Image from The Guardian

It’s all science, our lives and societies. Science is behind our education and entertainment, supports our creativity and both fuels and is fueled by the limits of our imaginations. Yet nothing served as so potent a reminder about the human relationship to science as the virus itself. The pandemic showed that despite our ability to create and imagine, and despite the complexity of modern life, people are still just bodies, capable of contracting and spreading microscopic particles that in weeks can bring our world to a halt. No single body can be separated from the vast network in which it operates, and it is our interconnection that makes us so vulnerable. Society flourishes and crumbles around the resilience of our very fallible human forms, which scientists don’t yet fully understand.
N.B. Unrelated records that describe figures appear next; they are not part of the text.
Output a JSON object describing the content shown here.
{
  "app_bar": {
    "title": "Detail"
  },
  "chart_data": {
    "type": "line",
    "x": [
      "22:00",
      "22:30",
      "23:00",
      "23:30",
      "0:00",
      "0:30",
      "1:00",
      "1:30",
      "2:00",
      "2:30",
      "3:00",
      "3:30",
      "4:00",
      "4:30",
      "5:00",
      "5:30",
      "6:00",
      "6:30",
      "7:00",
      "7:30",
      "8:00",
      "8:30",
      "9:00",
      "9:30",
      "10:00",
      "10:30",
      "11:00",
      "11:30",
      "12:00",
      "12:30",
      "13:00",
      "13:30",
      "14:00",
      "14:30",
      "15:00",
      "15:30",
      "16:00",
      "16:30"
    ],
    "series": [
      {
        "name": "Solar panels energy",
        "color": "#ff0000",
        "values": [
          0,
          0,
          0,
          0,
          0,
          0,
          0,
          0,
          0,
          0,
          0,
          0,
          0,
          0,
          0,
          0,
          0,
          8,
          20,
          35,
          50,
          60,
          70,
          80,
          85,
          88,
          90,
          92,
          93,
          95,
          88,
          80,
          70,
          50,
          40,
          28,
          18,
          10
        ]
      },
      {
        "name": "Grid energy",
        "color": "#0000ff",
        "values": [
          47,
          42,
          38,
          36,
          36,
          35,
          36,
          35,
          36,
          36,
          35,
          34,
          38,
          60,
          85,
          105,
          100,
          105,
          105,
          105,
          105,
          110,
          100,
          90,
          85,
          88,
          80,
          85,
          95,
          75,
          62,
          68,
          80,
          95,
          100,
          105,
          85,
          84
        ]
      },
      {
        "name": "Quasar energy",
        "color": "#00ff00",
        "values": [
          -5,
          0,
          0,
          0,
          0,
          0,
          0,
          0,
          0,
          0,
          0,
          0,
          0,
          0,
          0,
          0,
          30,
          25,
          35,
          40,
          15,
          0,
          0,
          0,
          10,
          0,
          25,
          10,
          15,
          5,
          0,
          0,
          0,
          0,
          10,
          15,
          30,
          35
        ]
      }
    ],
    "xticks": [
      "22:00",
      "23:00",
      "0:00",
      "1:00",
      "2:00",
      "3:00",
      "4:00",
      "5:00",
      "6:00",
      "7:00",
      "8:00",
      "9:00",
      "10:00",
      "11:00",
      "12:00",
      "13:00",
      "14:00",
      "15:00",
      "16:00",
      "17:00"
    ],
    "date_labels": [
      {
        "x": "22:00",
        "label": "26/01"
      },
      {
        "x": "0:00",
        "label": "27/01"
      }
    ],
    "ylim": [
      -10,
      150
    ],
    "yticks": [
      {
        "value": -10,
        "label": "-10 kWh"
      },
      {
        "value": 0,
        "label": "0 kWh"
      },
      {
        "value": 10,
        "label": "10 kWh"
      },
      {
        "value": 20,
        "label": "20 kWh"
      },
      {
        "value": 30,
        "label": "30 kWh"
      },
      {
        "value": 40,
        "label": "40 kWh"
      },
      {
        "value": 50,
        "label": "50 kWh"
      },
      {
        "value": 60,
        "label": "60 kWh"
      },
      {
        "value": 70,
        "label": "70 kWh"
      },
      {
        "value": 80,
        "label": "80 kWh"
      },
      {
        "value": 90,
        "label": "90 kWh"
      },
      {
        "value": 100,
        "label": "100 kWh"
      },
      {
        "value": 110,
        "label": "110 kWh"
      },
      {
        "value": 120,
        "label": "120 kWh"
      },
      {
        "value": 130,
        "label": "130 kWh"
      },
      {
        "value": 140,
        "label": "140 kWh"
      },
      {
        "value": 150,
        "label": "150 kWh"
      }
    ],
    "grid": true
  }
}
Science, ideally, is behind the policies that states adopt to combat the spread of the virus. In much of Europe, public policies informed by science prevented countless infections. In other countries, like the U.S., a denial of the scientifically proven efficacy of masks and a refusal to follow social distancing guidelines has resulted in the highest infection rate on the globe. The outcry against the dangers of COVID-19 echoes that of the climate change deniers. If nothing else, science should be valued for its ability to save lives.

Image from Edmonton Journal

The past few months have given us cause to reevaluate every part of society: our healthcare infrastructure, the way that businesses and governments, from the local to national level, function, the role of international organizations like the WHO, and our values as individuals and as one global collective. The pandemic revealed the flaws and weaknesses in a system that has been plowing forward, slowing for nothing and no one, since the Industrial Revolution. Now, we have a unique opportunity to rebuild every area of society. Sustainability must be the ideology that guides our recovery, with the science of climate justice underlying every decision as we go forward. In the blog posts that follow, I want to more closely examine the global perspectives on the future of climate progress. I hope to inspire readers to think about how sustainability and social equity are interrelated concepts that should be built into every aspect of our shared future. The atmosphere has no boundaries, and neither should our solutions, in this one, shared world. We are experiencing a moment of disruption—next comes creation.